Some are now scouring garage and estate sales searching for boxes filled with family favourites — or bygones like tuna salad Jell-O, Swedish meat rings and chocolate sauerkraut cake. (Back in Time for Dinner / CBC - image credit)
Some are now scouring garage and estate sales searching for boxes filled with family favourites — or bygones like tuna salad Jell-O, Swedish meat rings and chocolate sauerkraut cake. (Back in Time for Dinner / CBC - image credit)

Many people turn to their computer or phone when they're searching for a recipe or saving a favourite, but platforms like TikTok and Reddit have renewed interest in an old tradition: the recipe box.

Some are now scouring garage and estate sales searching for boxes filled with family favourites — or bygones like tuna salad Jell-O, Swedish meat rings and chocolate sauerkraut cake.

Food columnist Elizabeth Chorney-Booth told The Homestretch on Wednesday that the trend is likely born out of a quest to stay occupied and posting on social media during COVID-19.

"They've been digging up old recipe books, and even better, people's grandmothers' recipe cards, and making all of these recipes that probably seem pretty wacky to anyone who grew up more recently than the 1970s," Chorney-Booth said.

"[And] because we're talking about social media, the weirder the better … a lot of this is more along the lines of, 'What does this weird recipe actually taste like?'"

Why all the weird food? Pilsbury, Jell-O and accessibility

According to Chorney-booth, a lot of the cookbooks with wilder recipes were published by companies like Jell-O or Pilsbury in the '50s and '60s.

"They were bending over backwards to get people to use their products as much as possible, so that's why you have things like lime Jell-O with shrimp and asparagus tips floating in it being passed off as a salad," she said.

Meanwhile, recipes for TikTok recreations such as tomato soup cake or vinegar pie were likely conceptualized based on what was on hand at the time, and food was less accessible.

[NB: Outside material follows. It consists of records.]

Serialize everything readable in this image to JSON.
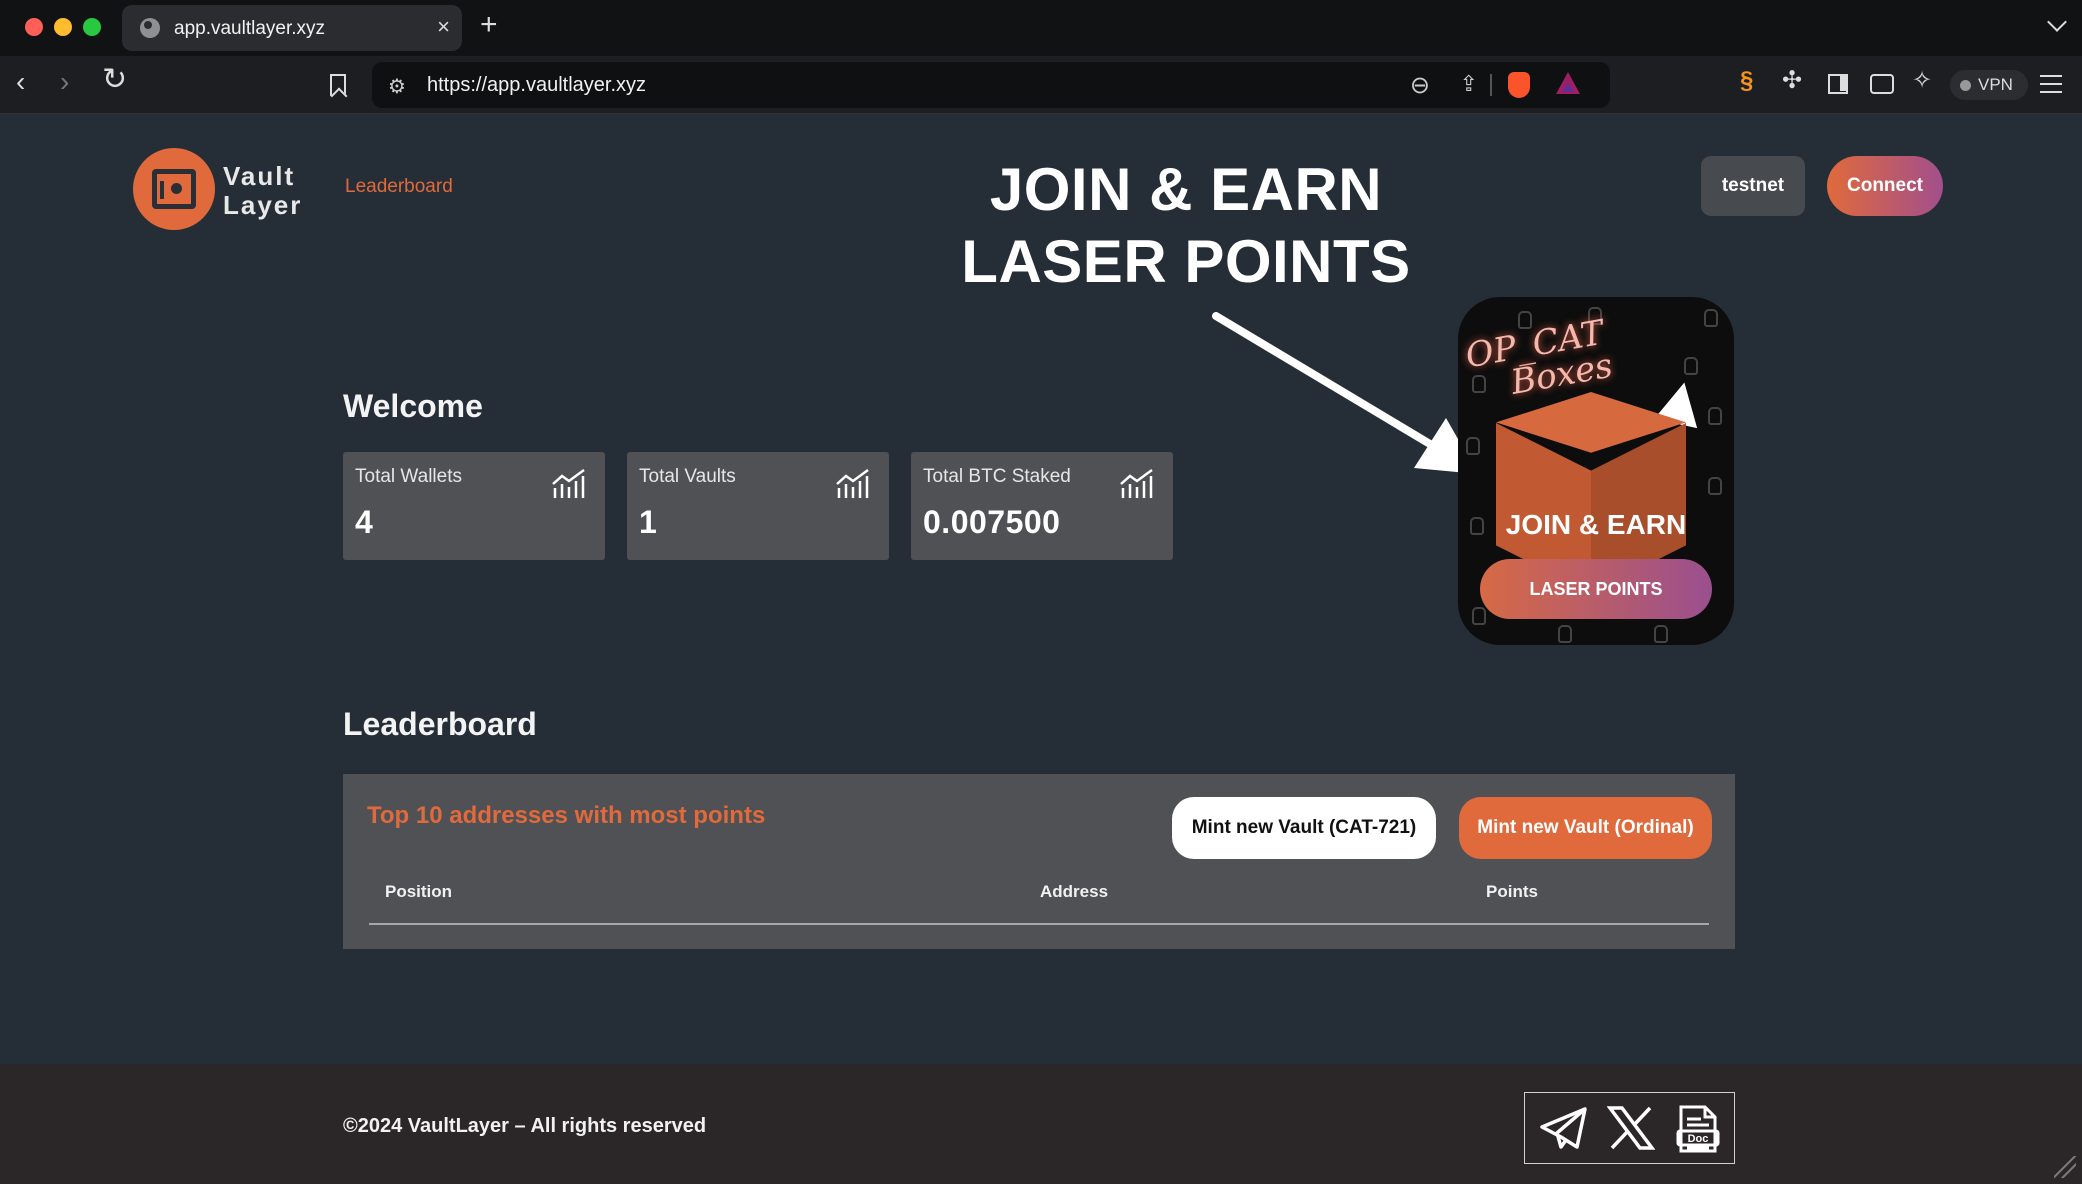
{
  "browser": {
    "tab_title": "app.vaultlayer.xyz",
    "tab_close": "×",
    "new_tab": "+",
    "url": "https://app.vaultlayer.xyz",
    "vpn_label": "VPN",
    "icons": [
      "back-icon",
      "forward-icon",
      "reload-icon",
      "bookmark-icon",
      "site-settings-icon",
      "zoom-out-icon",
      "share-icon",
      "brave-shields-icon",
      "brave-rewards-icon",
      "extension-icon",
      "puzzle-icon",
      "sidebar-icon",
      "wallet-icon",
      "leo-ai-icon",
      "menu-icon"
    ]
  },
  "header": {
    "logo_line1": "Vault",
    "logo_line2": "Layer",
    "nav_leaderboard": "Leaderboard",
    "network_button": "testnet",
    "connect_button": "Connect"
  },
  "overlay": {
    "line1": "JOIN & EARN",
    "line2": "LASER POINTS"
  },
  "promo": {
    "handwriting_line1": "OP_CAT",
    "handwriting_line2": "Boxes",
    "join_text": "JOIN & EARN",
    "button_label": "LASER POINTS"
  },
  "welcome": {
    "title": "Welcome",
    "stats": [
      {
        "label": "Total Wallets",
        "value": "4"
      },
      {
        "label": "Total Vaults",
        "value": "1"
      },
      {
        "label": "Total BTC Staked",
        "value": "0.007500"
      }
    ]
  },
  "leaderboard": {
    "title": "Leaderboard",
    "subtitle": "Top 10 addresses with most points",
    "mint_cat_button": "Mint new Vault (CAT-721)",
    "mint_ordinal_button": "Mint new Vault (Ordinal)",
    "columns": [
      "Position",
      "Address",
      "Points"
    ],
    "rows": []
  },
  "footer": {
    "copyright": "©2024 VaultLayer – All rights reserved",
    "social_icons": [
      "telegram-icon",
      "x-icon",
      "doc-icon"
    ]
  },
  "colors": {
    "accent": "#e06a3c",
    "page_bg": "#252e36",
    "card_bg": "#4f5154",
    "footer_bg": "#2b2628"
  }
}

"Before, you know, you could get an avocado in the middle of January, just a few blocks away at the grocery store," Chorney-Booth said.

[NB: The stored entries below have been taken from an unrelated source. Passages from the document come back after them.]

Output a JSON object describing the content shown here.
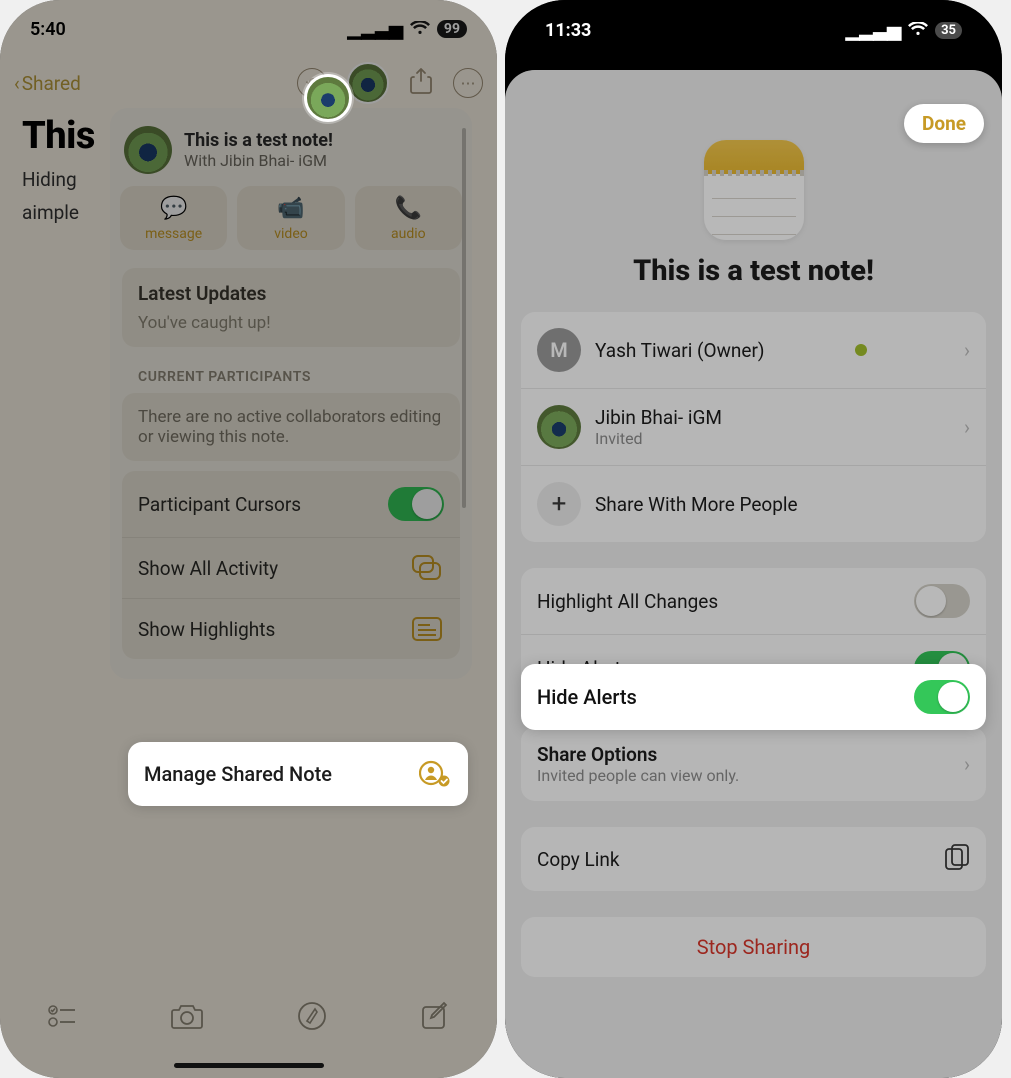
{
  "left": {
    "status": {
      "time": "5:40",
      "battery": "99"
    },
    "nav": {
      "back_label": "Shared"
    },
    "note": {
      "title_visible": "This",
      "line1": "Hiding",
      "line2": "aimple"
    },
    "popover": {
      "title": "This is a test note!",
      "subtitle": "With Jibin Bhai- iGM",
      "contacts": {
        "message": "message",
        "video": "video",
        "audio": "audio"
      },
      "updates": {
        "heading": "Latest Updates",
        "text": "You've caught up!"
      },
      "participants": {
        "label": "CURRENT PARTICIPANTS",
        "text": "There are no active collaborators editing or viewing this note."
      },
      "rows": {
        "cursors": "Participant Cursors",
        "activity": "Show All Activity",
        "highlights": "Show Highlights",
        "manage": "Manage Shared Note"
      }
    }
  },
  "right": {
    "status": {
      "time": "11:33",
      "battery": "35"
    },
    "done": "Done",
    "title": "This is a test note!",
    "people": {
      "owner": {
        "initial": "M",
        "name": "Yash Tiwari (Owner)"
      },
      "invited": {
        "name": "Jibin Bhai- iGM",
        "status": "Invited"
      },
      "add": "Share With More People"
    },
    "settings": {
      "highlight_changes": "Highlight All Changes",
      "hide_alerts": "Hide Alerts"
    },
    "share_options": {
      "title": "Share Options",
      "subtitle": "Invited people can view only."
    },
    "copy_link": "Copy Link",
    "stop_sharing": "Stop Sharing"
  }
}
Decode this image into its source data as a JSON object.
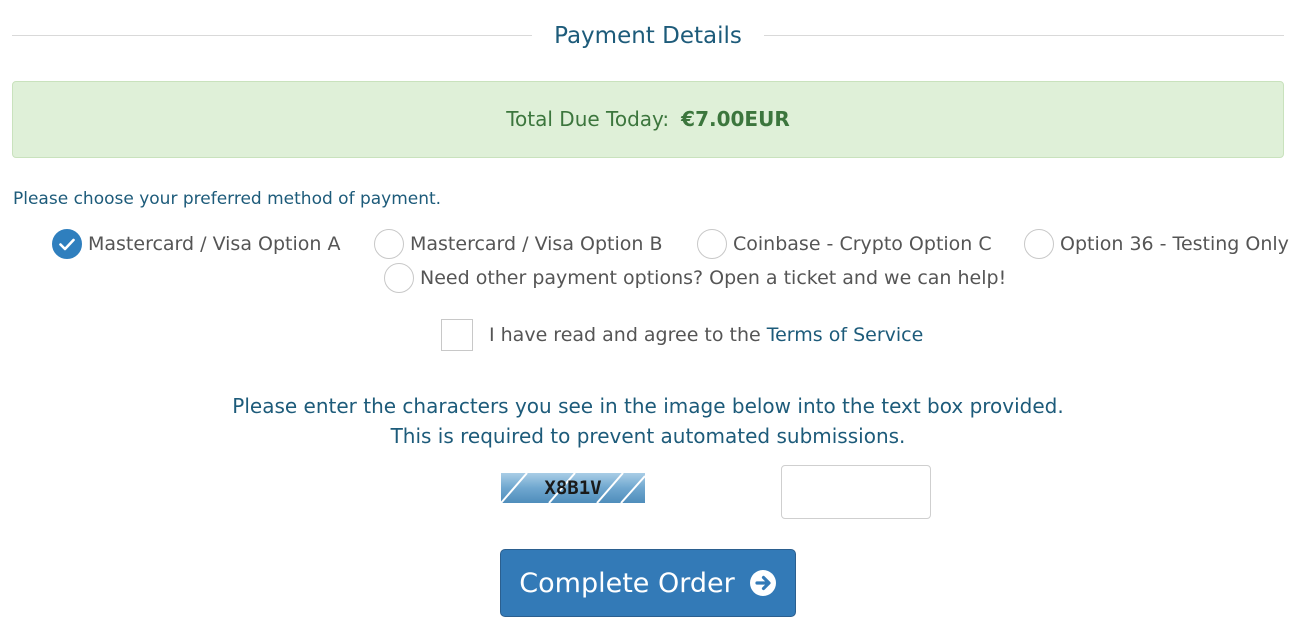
{
  "section": {
    "title": "Payment Details"
  },
  "total": {
    "label": "Total Due Today:",
    "amount": "€7.00EUR"
  },
  "payment": {
    "prompt": "Please choose your preferred method of payment.",
    "options": [
      {
        "label": "Mastercard / Visa Option A",
        "selected": true
      },
      {
        "label": "Mastercard / Visa Option B",
        "selected": false
      },
      {
        "label": "Coinbase - Crypto Option C",
        "selected": false
      },
      {
        "label": "Option 36 - Testing Only",
        "selected": false
      },
      {
        "label": "Need other payment options? Open a ticket and we can help!",
        "selected": false
      }
    ]
  },
  "terms": {
    "prefix": "I have read and agree to the",
    "link": "Terms of Service",
    "checked": false
  },
  "captcha": {
    "line1": "Please enter the characters you see in the image below into the text box provided.",
    "line2": "This is required to prevent automated submissions.",
    "image_text": "X8B1V",
    "input_value": ""
  },
  "button": {
    "complete_label": "Complete Order"
  },
  "colors": {
    "accent": "#337ab7",
    "heading": "#1d5b7a",
    "success_bg": "#dff0d8",
    "success_text": "#3c763d"
  },
  "icons": {
    "selected_radio": "checkmark-icon",
    "button_arrow": "arrow-circle-right-icon"
  }
}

But for her, the ultimate finds are the recipe boxes that tell a story.

"I don't know anything about the people who made the [recipe] boxes that I have, but I love looking at their handwriting," Chorney-Booth said.

"The magical thing about those recipe boxes filled with personalized cards is, they're things that people actually made for their families, things that home cooks clipped out of newspapers or had passed on to them by neighbours.

"So, you can actually find some real gems."